TBH one of my bigger fears around AI is that it will lock in the median of today’s practices and quietly turn it into tomorrow’s “best practice.”
When a model is trained on the whole internet, it doesn’t learn the right way. It learns what’s most common, and the most common code and architecture patterns out there are…mixed at best. The model’s incentives reward likely and familiar, not better or novel, so it becomes a kind of gravity well that pulls teams back toward whatever already dominates the training mix.

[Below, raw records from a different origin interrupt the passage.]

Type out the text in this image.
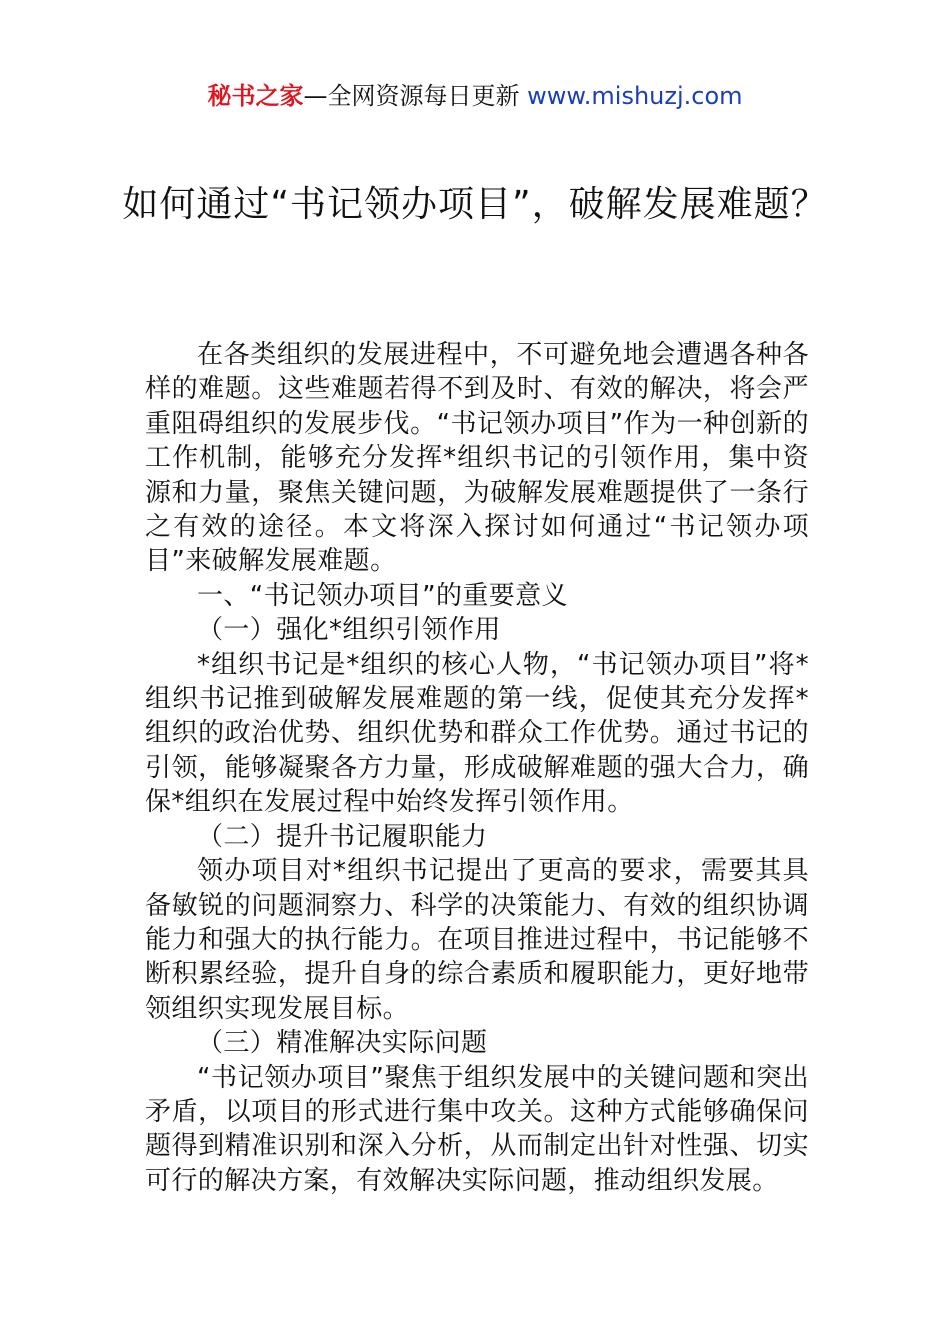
秘书之家—全网资源每日更新 www.mishuzj.com
如何通过“书记领办项目”，破解发展难题？

在各类组织的发展进程中，不可避免地会遭遇各种各样的难题。这些难题若得不到及时、有效的解决，将会严重阻碍组织的发展步伐。“书记领办项目”作为一种创新的工作机制，能够充分发挥*组织书记的引领作用，集中资源和力量，聚焦关键问题，为破解发展难题提供了一条行之有效的途径。本文将深入探讨如何通过“书记领办项目”来破解发展难题。

一、“书记领办项目”的重要意义

（一）强化*组织引领作用

*组织书记是*组织的核心人物，“书记领办项目”将*组织书记推到破解发展难题的第一线，促使其充分发挥*组织的政治优势、组织优势和群众工作优势。通过书记的引领，能够凝聚各方力量，形成破解难题的强大合力，确保*组织在发展过程中始终发挥引领作用。

（二）提升书记履职能力

领办项目对*组织书记提出了更高的要求，需要其具备敏锐的问题洞察力、科学的决策能力、有效的组织协调能力和强大的执行能力。在项目推进过程中，书记能够不断积累经验，提升自身的综合素质和履职能力，更好地带领组织实现发展目标。

（三）精准解决实际问题

“书记领办项目”聚焦于组织发展中的关键问题和突出矛盾，以项目的形式进行集中攻关。这种方式能够确保问题得到精准识别和深入分析，从而制定出针对性强、切实可行的解决方案，有效解决实际问题，推动组织发展。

And then there’s the feedback loop: AI-generated output gets shipped, copied into docs, pasted into blogs, merged into repos, and fed back into the next generation of training. That doesn’t just preserve the mess, it can compound it, creating a self-reinforcing layer of confidently explained mediocrity.
The scariest part is that real progress often starts out-of-distribution. New paradigms, emerging best practices, and the hard-won lessons from great teams are underrepresented, so they get drowned out by the volume of the average or even the sub-par. If AI becomes the default author/reviewer/teacher, we might get faster at producing more of what we already do and slower at evolving what “good” looks like.
If we’re not careful, we’ll end up with an industry that can autocomplete the past perfectly while struggling to invent the future.
can we really teach AIs if they're controlled by companies that ingest the whole internet?
Any guidance tools we currently have are limited to ones own usage of the AI.
I don't really feel like anything can change here unless we train a frontend-focused model.